I would like to solve an optimization problem with Gekko. The non-linear constraints are generated in a function and passed on as a vector. Since there are vectors, I use m.Equations and m.Array. To make it as simple as possible, I have simplified my problem so that the code remains short and simple. I think my mistake is in how I use m.Equations.
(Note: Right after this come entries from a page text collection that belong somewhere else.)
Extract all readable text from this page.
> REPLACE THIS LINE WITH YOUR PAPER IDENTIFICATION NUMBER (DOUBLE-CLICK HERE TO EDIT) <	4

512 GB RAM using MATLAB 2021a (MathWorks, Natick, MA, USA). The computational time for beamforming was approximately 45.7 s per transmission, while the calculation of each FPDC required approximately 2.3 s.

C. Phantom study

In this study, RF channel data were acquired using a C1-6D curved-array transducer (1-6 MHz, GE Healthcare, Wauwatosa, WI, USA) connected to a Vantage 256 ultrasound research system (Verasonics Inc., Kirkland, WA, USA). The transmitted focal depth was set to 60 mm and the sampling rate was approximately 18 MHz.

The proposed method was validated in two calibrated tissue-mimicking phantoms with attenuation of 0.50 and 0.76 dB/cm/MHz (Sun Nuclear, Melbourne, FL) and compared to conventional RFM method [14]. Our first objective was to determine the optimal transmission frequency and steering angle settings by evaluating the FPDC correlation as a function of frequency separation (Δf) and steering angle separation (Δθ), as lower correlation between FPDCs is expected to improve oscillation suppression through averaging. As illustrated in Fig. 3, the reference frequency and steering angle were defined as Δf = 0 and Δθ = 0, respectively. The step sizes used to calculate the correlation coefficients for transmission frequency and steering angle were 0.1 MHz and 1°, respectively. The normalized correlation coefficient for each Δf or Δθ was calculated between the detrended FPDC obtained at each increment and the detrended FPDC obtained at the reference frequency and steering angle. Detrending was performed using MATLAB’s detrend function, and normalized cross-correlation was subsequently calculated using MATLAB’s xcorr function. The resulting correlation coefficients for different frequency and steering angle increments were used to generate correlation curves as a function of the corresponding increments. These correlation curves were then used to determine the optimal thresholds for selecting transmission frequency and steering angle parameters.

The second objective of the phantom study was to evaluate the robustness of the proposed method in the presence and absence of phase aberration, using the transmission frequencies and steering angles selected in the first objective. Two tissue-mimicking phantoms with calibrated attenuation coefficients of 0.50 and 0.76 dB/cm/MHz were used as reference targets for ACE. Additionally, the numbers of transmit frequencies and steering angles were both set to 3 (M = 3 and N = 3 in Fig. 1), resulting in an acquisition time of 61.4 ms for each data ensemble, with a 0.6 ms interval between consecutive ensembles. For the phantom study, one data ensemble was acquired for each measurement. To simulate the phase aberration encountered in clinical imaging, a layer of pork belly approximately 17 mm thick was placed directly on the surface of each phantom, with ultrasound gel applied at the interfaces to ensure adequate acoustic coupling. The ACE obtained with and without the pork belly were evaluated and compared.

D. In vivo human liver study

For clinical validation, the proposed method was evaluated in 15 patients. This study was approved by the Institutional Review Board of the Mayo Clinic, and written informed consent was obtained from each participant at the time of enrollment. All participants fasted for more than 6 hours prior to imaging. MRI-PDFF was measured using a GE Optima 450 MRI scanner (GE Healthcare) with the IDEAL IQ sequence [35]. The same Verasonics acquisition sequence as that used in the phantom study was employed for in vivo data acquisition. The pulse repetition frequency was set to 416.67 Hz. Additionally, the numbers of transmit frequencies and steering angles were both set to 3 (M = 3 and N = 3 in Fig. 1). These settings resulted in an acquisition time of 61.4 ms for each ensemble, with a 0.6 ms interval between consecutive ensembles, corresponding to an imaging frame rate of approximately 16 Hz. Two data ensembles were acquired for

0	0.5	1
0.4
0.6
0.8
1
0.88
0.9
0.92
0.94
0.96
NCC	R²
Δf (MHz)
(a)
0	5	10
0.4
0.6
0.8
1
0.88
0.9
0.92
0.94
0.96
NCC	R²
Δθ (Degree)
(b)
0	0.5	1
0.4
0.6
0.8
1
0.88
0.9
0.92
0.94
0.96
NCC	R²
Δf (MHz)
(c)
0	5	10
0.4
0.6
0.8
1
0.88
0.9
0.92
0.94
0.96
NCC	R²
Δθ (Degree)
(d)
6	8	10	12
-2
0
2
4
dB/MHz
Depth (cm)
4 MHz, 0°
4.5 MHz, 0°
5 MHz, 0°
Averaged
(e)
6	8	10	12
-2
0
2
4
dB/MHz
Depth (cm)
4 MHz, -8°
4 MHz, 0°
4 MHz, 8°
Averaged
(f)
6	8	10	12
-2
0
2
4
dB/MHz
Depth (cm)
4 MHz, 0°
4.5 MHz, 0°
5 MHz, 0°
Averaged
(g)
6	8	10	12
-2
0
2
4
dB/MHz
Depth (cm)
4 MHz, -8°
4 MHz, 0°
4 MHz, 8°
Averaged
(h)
The error message is:

Exception: @error: Equation Definition An equation without equality (=) or inequality (>,<) false STOPPING...

This is my code:

import numpy as np
from gekko import GEKKO

def powerf(x):
    U = np.array([[x[2]], [x[3] * m.exp(x[4] * 1j)]])
    G = np.array([[x[0] + x[1] * 1j], [0]])
    L = np.array([[0],[1]])

    y = np.array([[-18.8301*1j, 18.8566*1j], [18.8566*1j, -18.8301*1j]])
    I = np.matmul(y, U)
    Iconj = np.real(I) - np.imag(I) * 1j

    S = np.matmul(np.diagflat(Iconj), U)
    P = np.real(S) - np.real(G) + np.real(L)
    Q = np.imag(S) - np.imag(G) + np.imag(L)
    return np.concatenate((P,Q)).reshape(4,)

m = GEKKO()
x =  m.Array(m.Var,5)
ig = [0,  0,    1,    1,      0]
lb = [0, -2, 0.95, 0.95, -np.pi]
ub = [5,  2, 1.10, 1.10,  np.pi]

for i in range(len(x)):
    x[i].value = ig[i]
    x[i].lower = lb[i]
    x[i].upper = ub[i]

m.Equations([powerf(x) == np.zeros(4,)])
m.Obj(x[0])

m.solve()

Answer 1

The m.Equations() function needs a list of equations. Here is one way to pose those:

y = powerf(x)
m.Equations([y[i]==0 for i in range(4)])

The resulting model can be viewed with m.open_folder().

Model
Variables
    v1 = 0, <= 5, >= 0
    v2 = 0, <= 2, >= -2
    v3 = 1, <= 1.1, >= 0.95
    v4 = 1, <= 1.1, >= 0.95
    v5 = 0, <= 3.141592653589793, >= -3.141592653589793
End Variables
Equations
    ((((((((((-0-18.8301j))*(v3))+((18.8566j)*(((v4)*(exp(((v5)*(1j))))))))-0j))*(v3))+((0)*(((v4)*(exp(((v5)*(1j))))))))-(v1+((v2)*(1j))))+0)=0
    (((((0)*(v3))+((((((18.8566j)*(v3))+(((-0-18.8301j))*(((v4)*(exp(((v5)*(1j))))))))-0j))*(((v4)*(exp(((v5)*(1j))))))))-0)+1)=0
    True
    True
    minimize v1
End Equations

End Model

Equations 3 and 4 from the list do not appear to have Gekko variables so they return True. One other thing to consider is that Gekko doesn't currently support imaginary numbers natively so the problem needs to reformed into separate variables for imaginary value and real values such as x_real[i] and x_im[i]. A more readable form of the objective is m.Minimize(x[0]).